The Themes in The Rugmaker of Mazar-e-Sharif includes the importance of the relationship between culture and identity

You have to ask yourself the question, “What becomes of a person in our world if political developments made it impossible for him to live in his own country?”  The politics of displacement creates an identity crisis.  Thinking outside the square about the issue of identity; “Is ‘identity’ portable?”

Conflict has Far-reaching Consequences

The text articulates the many and varied ways conflict affects individuals and communities.  The immediate and personal costs of war are often obvious.  Gorg Ali and Rosal Ali are killed.  Najaf is injured when a bomb explodes above his house and he suffers financial hardship and shame as a result of this injury.  Ultimately, Najaf is forced to flee Afghanistan when the Taliban take control of Mazar-e-Sharif.
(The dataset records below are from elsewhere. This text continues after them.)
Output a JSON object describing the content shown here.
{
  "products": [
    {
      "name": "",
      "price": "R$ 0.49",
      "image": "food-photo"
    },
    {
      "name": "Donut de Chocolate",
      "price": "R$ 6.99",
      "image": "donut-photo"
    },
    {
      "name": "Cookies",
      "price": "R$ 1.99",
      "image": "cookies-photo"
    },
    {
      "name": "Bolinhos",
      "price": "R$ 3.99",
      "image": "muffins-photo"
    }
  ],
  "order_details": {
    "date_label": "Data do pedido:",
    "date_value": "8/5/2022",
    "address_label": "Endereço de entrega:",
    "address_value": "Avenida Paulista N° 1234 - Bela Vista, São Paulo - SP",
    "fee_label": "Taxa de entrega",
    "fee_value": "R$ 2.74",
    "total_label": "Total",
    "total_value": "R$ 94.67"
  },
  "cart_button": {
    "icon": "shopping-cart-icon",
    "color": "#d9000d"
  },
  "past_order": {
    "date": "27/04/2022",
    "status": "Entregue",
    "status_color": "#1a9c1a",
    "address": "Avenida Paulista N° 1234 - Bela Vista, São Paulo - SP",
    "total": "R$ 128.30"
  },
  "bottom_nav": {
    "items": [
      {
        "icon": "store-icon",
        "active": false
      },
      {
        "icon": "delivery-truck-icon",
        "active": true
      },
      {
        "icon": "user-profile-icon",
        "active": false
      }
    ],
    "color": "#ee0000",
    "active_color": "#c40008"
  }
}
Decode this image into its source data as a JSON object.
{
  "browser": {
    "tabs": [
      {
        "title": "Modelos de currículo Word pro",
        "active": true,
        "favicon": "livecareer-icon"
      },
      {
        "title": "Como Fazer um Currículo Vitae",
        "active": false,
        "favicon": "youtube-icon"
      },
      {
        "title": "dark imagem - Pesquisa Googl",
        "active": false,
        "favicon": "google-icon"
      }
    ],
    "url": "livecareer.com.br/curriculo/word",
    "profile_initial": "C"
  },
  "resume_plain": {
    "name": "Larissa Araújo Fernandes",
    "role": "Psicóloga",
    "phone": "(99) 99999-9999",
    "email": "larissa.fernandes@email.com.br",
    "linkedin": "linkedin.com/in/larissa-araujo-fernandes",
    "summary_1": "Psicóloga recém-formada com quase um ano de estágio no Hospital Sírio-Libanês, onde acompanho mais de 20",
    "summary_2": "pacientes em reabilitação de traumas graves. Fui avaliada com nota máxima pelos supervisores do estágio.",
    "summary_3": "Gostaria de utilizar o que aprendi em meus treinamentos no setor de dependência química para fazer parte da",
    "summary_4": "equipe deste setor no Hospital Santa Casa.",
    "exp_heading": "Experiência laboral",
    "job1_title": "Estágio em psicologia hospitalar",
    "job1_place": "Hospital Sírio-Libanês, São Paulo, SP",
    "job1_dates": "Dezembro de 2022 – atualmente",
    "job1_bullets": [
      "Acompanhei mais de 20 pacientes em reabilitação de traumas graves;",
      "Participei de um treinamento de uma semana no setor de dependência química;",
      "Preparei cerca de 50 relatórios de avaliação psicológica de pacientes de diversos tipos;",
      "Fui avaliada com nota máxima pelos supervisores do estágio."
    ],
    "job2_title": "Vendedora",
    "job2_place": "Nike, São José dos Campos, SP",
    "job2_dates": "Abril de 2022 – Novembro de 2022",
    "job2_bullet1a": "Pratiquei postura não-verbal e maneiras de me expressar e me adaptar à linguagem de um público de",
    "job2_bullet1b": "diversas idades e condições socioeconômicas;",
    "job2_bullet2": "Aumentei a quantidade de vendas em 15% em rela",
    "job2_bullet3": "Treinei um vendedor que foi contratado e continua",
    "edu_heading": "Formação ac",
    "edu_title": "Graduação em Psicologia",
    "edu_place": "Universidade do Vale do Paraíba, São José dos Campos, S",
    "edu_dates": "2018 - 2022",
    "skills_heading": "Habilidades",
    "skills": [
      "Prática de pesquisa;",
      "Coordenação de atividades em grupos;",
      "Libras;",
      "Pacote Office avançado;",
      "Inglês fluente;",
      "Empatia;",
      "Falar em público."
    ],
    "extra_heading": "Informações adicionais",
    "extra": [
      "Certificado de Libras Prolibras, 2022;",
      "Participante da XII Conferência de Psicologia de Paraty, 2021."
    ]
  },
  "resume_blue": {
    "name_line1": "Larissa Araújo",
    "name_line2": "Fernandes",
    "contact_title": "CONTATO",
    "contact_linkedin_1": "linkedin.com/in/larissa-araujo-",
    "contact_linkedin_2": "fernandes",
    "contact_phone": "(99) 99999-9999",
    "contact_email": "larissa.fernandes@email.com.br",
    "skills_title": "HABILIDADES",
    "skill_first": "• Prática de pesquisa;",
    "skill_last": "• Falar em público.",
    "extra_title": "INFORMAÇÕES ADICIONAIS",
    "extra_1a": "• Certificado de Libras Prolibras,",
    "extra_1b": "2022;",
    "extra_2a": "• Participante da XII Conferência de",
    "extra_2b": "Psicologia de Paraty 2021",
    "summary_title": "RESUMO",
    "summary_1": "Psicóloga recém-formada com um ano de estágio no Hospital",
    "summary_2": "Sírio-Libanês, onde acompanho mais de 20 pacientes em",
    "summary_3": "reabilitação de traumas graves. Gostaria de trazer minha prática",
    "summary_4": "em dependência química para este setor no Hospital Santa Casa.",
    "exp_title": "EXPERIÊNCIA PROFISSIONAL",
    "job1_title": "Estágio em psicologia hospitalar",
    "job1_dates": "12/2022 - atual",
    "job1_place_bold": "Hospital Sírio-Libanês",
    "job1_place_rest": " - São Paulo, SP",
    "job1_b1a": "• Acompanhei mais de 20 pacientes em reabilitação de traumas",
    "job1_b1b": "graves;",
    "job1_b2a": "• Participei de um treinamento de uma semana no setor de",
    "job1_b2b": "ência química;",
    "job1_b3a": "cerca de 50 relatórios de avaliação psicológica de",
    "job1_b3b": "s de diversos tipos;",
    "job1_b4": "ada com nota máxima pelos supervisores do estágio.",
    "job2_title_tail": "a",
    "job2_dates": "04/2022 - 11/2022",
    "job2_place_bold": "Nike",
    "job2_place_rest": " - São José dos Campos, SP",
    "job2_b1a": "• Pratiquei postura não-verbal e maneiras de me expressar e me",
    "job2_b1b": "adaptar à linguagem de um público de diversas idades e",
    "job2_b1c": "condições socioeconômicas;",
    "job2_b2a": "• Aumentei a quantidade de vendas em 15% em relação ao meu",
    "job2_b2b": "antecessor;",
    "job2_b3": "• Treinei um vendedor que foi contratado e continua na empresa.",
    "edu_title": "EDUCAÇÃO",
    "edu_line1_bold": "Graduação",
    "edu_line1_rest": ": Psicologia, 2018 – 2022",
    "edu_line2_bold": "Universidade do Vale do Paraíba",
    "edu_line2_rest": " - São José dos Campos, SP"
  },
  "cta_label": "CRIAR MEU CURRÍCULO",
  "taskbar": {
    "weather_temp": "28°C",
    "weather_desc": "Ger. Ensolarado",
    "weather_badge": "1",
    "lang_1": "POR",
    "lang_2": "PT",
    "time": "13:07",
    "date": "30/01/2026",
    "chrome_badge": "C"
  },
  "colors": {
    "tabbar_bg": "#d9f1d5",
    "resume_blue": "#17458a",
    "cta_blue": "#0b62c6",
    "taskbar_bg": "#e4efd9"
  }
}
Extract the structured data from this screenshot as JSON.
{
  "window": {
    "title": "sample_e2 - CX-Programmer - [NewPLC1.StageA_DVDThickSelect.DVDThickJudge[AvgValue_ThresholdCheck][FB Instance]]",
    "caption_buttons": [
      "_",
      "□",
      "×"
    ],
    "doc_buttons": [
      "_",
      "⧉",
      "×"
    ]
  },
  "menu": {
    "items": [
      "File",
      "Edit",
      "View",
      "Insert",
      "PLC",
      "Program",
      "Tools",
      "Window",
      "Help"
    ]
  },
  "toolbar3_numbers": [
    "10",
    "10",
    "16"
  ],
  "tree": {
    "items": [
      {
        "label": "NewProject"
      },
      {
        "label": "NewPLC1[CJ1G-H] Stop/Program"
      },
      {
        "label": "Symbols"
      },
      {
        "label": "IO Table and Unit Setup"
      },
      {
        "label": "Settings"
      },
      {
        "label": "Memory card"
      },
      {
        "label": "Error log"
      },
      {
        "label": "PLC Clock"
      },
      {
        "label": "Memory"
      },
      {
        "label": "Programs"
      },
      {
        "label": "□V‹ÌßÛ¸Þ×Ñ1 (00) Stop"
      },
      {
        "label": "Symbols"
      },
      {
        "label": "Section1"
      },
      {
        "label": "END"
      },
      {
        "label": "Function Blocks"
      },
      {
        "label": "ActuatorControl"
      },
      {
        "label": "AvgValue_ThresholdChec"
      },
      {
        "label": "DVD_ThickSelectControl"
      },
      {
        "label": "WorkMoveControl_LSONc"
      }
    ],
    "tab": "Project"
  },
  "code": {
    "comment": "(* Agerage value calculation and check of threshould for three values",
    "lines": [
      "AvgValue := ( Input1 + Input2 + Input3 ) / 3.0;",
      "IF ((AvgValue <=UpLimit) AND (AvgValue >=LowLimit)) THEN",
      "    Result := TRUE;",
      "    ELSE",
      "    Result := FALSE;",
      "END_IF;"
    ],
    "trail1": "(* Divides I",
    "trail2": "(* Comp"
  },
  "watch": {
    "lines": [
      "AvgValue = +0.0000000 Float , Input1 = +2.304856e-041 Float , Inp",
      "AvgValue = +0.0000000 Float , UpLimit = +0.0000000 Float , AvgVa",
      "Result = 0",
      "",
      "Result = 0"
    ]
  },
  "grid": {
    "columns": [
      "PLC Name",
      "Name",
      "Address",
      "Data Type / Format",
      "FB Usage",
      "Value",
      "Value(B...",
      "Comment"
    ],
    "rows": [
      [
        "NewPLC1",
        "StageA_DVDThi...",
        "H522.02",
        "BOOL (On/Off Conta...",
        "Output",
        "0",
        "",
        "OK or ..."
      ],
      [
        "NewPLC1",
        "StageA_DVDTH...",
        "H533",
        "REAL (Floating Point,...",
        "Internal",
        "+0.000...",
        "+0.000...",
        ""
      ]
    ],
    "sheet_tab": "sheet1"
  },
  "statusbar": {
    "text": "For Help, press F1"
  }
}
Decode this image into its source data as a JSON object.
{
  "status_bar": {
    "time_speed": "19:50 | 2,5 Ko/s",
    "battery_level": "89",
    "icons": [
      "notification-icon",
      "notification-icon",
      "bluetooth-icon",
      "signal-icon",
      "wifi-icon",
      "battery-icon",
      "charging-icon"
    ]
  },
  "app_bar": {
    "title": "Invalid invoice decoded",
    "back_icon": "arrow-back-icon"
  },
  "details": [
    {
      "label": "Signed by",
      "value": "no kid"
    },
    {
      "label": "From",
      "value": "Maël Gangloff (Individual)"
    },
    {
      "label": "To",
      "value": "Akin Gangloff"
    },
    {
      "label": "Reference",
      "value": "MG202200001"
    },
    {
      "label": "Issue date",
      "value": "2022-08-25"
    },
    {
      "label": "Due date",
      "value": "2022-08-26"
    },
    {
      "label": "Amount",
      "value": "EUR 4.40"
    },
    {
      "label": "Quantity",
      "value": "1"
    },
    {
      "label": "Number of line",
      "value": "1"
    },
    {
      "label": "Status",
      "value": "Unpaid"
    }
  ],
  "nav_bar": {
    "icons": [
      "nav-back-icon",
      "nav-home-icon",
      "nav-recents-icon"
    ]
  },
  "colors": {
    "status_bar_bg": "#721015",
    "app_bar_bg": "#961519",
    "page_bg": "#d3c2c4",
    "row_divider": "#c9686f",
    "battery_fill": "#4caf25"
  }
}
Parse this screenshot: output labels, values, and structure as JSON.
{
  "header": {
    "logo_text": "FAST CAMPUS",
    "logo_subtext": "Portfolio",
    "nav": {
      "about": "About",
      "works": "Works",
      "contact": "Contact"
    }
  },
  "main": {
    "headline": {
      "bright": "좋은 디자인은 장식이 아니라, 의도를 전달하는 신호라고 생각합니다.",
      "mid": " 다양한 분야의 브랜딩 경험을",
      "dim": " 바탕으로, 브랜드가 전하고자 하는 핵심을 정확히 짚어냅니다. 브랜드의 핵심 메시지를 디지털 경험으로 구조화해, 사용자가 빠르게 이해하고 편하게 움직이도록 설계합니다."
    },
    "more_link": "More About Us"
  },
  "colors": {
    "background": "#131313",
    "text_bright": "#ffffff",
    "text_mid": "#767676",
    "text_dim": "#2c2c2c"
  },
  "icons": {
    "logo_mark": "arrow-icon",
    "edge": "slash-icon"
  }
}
Long Lasting Trauma from Violent Events

The text also captures the long-lasting emotional trauma that accompanies these violent events.  Consider Najaf’s emotional state while recovering from his injured leg.  He is uncharacteristically despondent, angry and jealous.  His inability to contribute to the family income and, worse, calling on his brother’s charity, make him feel “sick with shame” (p.137).  While these feelings subside when Najaf is finally cured, other key incidents show that single events have lifelong ramifications.  Najaf’s grief for Gorg Ali, for instance, does not diminish and he sheds disconsolate tears in his interview at Woomera 18 years later.  Najaf’s mother, too, endures lifelong grief.  Just before the rocket attack, Najaf comments, “her heart was still broken after the death of Gorg Ali a year before, and would stay broken for the rest of her life” (p.13).

Indirect Consequences of Living with Conflict

Long-term consequences of conflict also arise indirectly.  Living with conflict makes Najaf perpetually fearful.  He is so accustomed to being threatened that he inanely worries that the Australian authorities have been fed misinformation.  To avoid forcible recruitment into either the communist or mujahedin forces, Najaf has to keep his “eyes peeled” and “one part of [his] brain … always on alert” (pp.152-3).  He is tense, vigilant and constantly “ready to respond” to seemingly imperceptible signals (p.153).  Najaf’s safety and security are constantly undermined.

Insecurity Leads to a Sense of Powerlessness

Najaf sums up this state of mind when he realises, early in his rug-making apprenticeship, that “this future of learning and gaining greater and greater skill all depended on things that I couldn’t control” (p.154).  To cope, Najaf trains himself “not to think too far into the future” (p.154).  This demonstrates a terrible and often hidden consequence of war: people lose hope.